Code for calculating the adult harvest proportion using both approaches is provided.
## [1] 0.7416332
## [1] 0.7416332
## [1] 0.1764706
There are alternative ways to determine cutoffs. Two such cutoffs are described below.
#### Section 8: (10 points) ####
(8)(a) Harvesting of infants in CLASS “A1” must be minimized. The smallest volume.value cutoff that produces a zero harvest of infants from CLASS “A1” may be used as a baseline for comparison with larger cutoffs. Any smaller cutoff would result in harvesting infants from CLASS “A1.”

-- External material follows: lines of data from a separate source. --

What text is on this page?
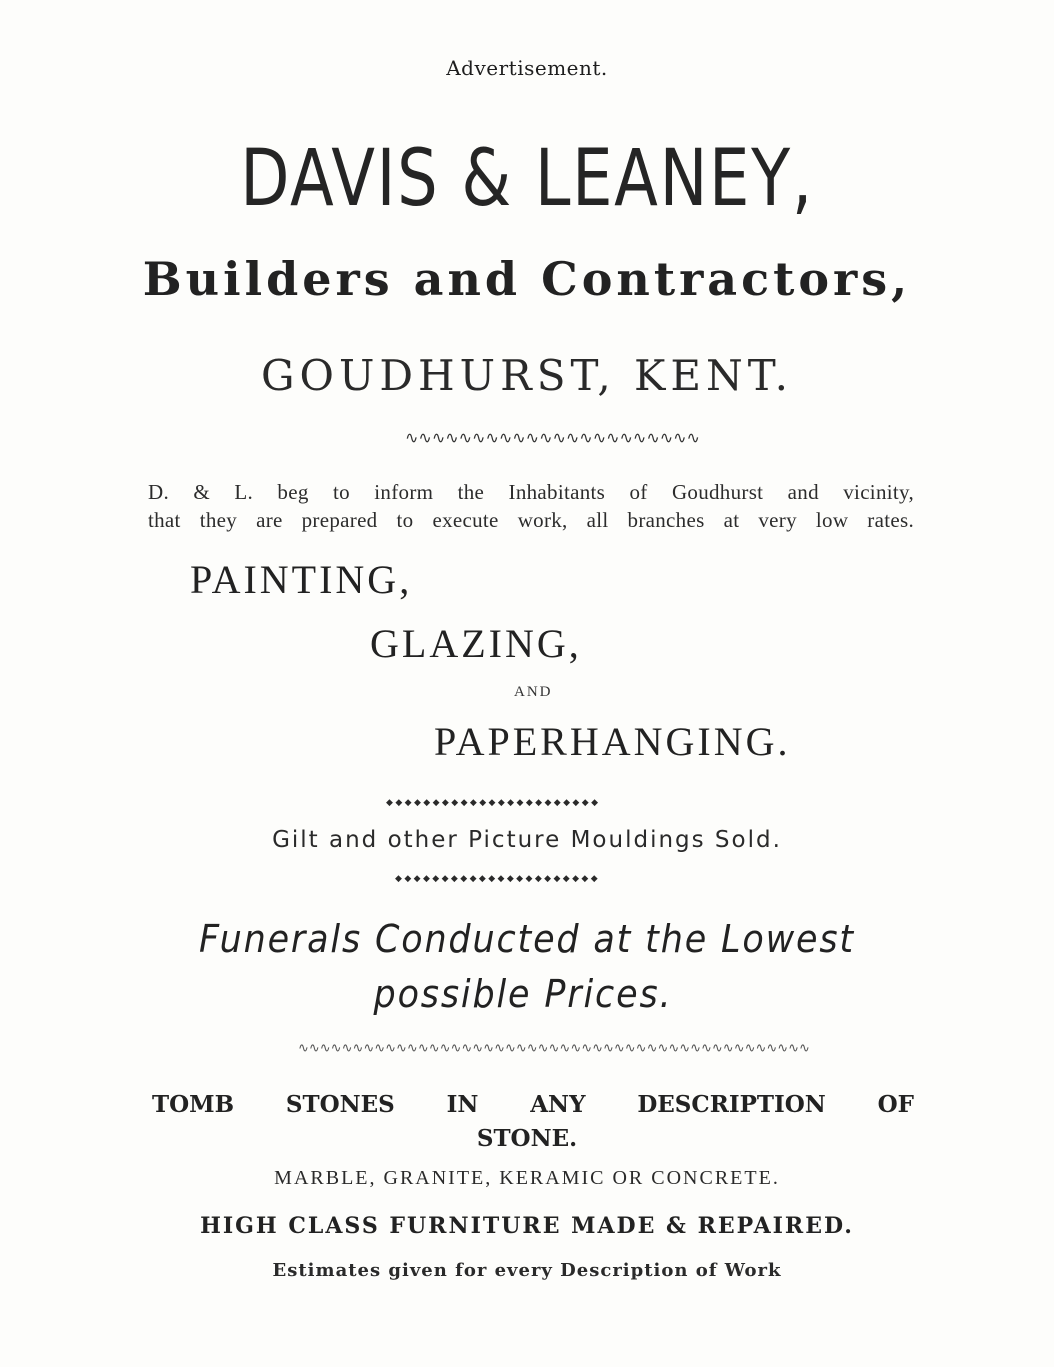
Advertisement.
DAVIS & LEANEY,
Builders and Contractors,
GOUDHURST, KENT.
∿∿∿∿∿∿∿∿∿∿∿∿∿∿∿∿∿∿∿∿∿∿
D. & L. beg to inform the Inhabitants of Goudhurst and vicinity,
that they are prepared to execute work, all branches at very low rates.
PAINTING,
GLAZING,
AND
PAPERHANGING.
◆◆◆◆◆◆◆◆◆◆◆◆◆◆◆◆◆◆◆◆◆◆◆
Gilt and other Picture Mouldings Sold.
◆◆◆◆◆◆◆◆◆◆◆◆◆◆◆◆◆◆◆◆◆◆
Funerals Conducted at the Lowest
possible Prices.
∿∿∿∿∿∿∿∿∿∿∿∿∿∿∿∿∿∿∿∿∿∿∿∿∿∿∿∿∿∿∿∿∿∿∿∿∿∿∿∿∿∿∿∿∿∿∿
TOMB STONES IN ANY DESCRIPTION OF
STONE.
MARBLE, GRANITE, KERAMIC OR CONCRETE.
HIGH CLASS FURNITURE MADE & REPAIRED.
Estimates given for every Description of Work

Compute this cutoff, and the proportions of infants and adults with VOLUME exceeding this cutoff. Code for determining this cutoff is provided. Show these proportions. You may use either the ‘indexing’ or ‘count’ approach, or both.
## [1] 206.786
## [1] 0.2871972
## [1] 0.8259705
(8)(b) Next, append one (1) more vertical A-B line to our (6)(d) graph. This time, showing the “zero A1 infants” cutoff from (8)(a). This graph should now have five (5) A-B lines: “protect all infants,” “median infant,” “median adult,” “max difference” and “zero A1 infants.”
#### Section 9: (5 points) ####
(9)(a) Construct an ROC curve by plotting (1 - prop.adults) versus (1 - prop.infants). Each point which appears corresponds to a particular volume.value. Show the location of the cutoffs determined in (6), (7) and (8) on this plot and label each.
(9)(b) Numerically integrate the area under the ROC curve and report your result. This is most easily done with the auc() function from the “flux” package. Areas-under-curve, or AUCs, greater than 0.8 are taken to indicate good discrimination potential.
## [1] 0.8666894
#### Section 10: (10 points) ####
(10)(a) Prepare a table showing each cutoff along with the following: 1) true positive rate (1-prop.adults, 2) false positive rate (1-prop.infants), 3) harvest proportion of the total population
To calculate the total harvest proportions, you can use the ‘count’ approach, but ignoring TYPE; simply count the number of individuals (i.e. rows) with VOLUME greater than a given threshold and divide by the total number of individuals in our dataset.
## Volume FPR TPR Total Harvest
## max difference 262.14300973 0.74163320 0.17647059 0.58397683
## zero A1 206.78597957 0.82597055 0.28719723 0.67567568
## median adult 384.55839450 0.02422145 0.49933066 0.36679537
## median infant 133.82145000 0.49826990 0.93306560 0.81177606
## protect all infants 526.63834130 0.00000000 0.24765730 0.17857143
Essay Question: Based on the ROC curve, it is evident a wide range of possible “cutoffs” exist. Compare and discuss the five cutoffs determined in this assignment.
Answer: The cutoff determined by the maximum difference between adult and infant abalone proportions harvested shows both a low proportion of both types harvested and the lowest true psoitive rate. The Zero A1 Infant cutoff has the highest false positive rate observed. The median adult cutoff produces the lowest false positive rate. The median infant cutoff produces the highest proportion of abalones harvested but the lowest volume. The Protect all infants cutoff yields the highest volume but thel owest proportion of abalones harvested.
Final Essay Question: Assume you are expected to make a presentation of your analysis to the investigators How would you do so? Consider the following in your answer:
Answer: I would make the recommendation to use the max difference cutoff due to its relationship between volume and proportion harvested, to help with sustaining the population, however since protect all infants minimizes the FPR, I would urge that in the name of sustainability for the population. I would urge the team to implement the protect all infants cutoff. In the future, I would recommend measuring more variables so that the FPR could be reduced even further.